Do not put the Weider's up for standing up against their athletes using drugs. The Weider's stood up against their bodybuilders using drugs other than theirs and promoting them.
That was kind of his point - everyobody used, the only guys who would get banned would be ones who pissed off the franchise owners. I wish I could remember who it was. And yeah, it was what I wanted to illustrate - the McMahons will, no doubt, let a few guys go to the wall, and will protect their big-money guys.

posted by rodgerd at 01:28 AM on September 02

When Randy Orton, Edge, Batista, Booker T, Umaga, and Mr. Kennedy are among those being suspended, who are the "big money guys" you see being protected? These are all main-eventers, and I'd definitely call them "big money guys."

posted by The_Black_Hand at 08:19 AM on September 02

All of this is just the sorry ass state of sport in America today.EVERY one of the big 4 has or just recently has been humiliated or held up for ridicule. Wrestling is just going with the flow.Of course, when you compare the physiques of today's star pro wrestlers with those of the 50s & 60s it tends to be illustrative..ya think?

posted by sickleguy at 08:42 AM on September 02

When Randy Orton, Edge, Batista, Booker T, Umaga, and Mr. Kennedy are among those being suspended, who are the "big money guys" you see being protected? Yea, there's not many left, though John Cena, The Undertaker, and HHH come to mind- the later of whom I'd be absolutely shocked if he hadn't use steroids in the past. I wouldn't lament Orton getting suspended. He has zero personality. Of course, when you compare the physiques of today's star pro wrestlers with those of the 50s & 60s it tends to be illustrative..ya think? You can get massive muscles without steroids. The difference is McMahan has placed a huge emphasis on ripped physiques- steroids or no- which wasn't there before.
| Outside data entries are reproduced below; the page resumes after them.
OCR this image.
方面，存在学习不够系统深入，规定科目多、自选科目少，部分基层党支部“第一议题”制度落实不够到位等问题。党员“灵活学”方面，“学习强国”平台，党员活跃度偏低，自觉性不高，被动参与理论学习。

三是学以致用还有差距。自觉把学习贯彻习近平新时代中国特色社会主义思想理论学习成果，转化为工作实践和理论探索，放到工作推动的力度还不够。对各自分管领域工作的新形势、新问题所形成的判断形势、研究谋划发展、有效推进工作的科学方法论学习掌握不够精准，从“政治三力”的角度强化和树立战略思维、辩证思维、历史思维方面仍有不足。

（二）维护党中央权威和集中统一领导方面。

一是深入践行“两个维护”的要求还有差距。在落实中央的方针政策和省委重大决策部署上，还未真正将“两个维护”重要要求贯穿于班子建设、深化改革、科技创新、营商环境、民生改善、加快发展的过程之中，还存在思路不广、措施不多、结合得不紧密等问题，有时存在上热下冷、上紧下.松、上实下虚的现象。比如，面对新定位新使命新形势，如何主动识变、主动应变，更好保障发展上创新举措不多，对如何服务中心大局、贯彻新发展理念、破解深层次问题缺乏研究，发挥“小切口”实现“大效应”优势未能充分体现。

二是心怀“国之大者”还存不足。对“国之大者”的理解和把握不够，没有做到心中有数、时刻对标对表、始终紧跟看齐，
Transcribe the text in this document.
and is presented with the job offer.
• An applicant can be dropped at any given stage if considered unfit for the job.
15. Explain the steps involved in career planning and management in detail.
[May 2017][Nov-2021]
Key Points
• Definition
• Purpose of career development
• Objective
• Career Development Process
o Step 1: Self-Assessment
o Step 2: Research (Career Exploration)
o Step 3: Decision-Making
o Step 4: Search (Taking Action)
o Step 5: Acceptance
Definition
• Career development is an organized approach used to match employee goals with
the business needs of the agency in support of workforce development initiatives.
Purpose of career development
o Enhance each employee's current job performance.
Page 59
posted by jmd82 at 10:51 AM on September 02

I don't think the steroid use in the WWE is purely based on building a bigger wrestler. These guys are on the road 300 days year, wrestling in house shows in between weekly TV tapings and participating in live events. I think the harsh scheduling is a major contributor to the seemingly wide spread steroid abuse. Pain killer abuse is also rampant in the WWE and I believe the way the WWE is run what causes the abuse. I wonder if steroids are as prevalent in the number two promotion in the States, TNA. TNA runs shows out of one area, tape just once a week with no house shows in between and only travel once a month for one weekend to do a pay-per-view. Several wrestlers who have left the WWE for TNA say they promote a much "healthier" work enviornment, and are very accommodating when it comes to time off. TNA also puts out a better product because thier talent suffers so much less wear and tear. Hopefull WWE can take a look at thier main rival and change the nature of thier business.

posted by HATER 187 at 11:09 AM on September 02

Good points about TNA, HATER. It probably also helps that Jeff Jarrett, a former wcw/wwf wrestler, founded the company along with his dad.

posted by jmd82 at 03:17 PM on September 02

Vince McMahon presides over a death factory. It's ridiculous. The juggernaut is out of control.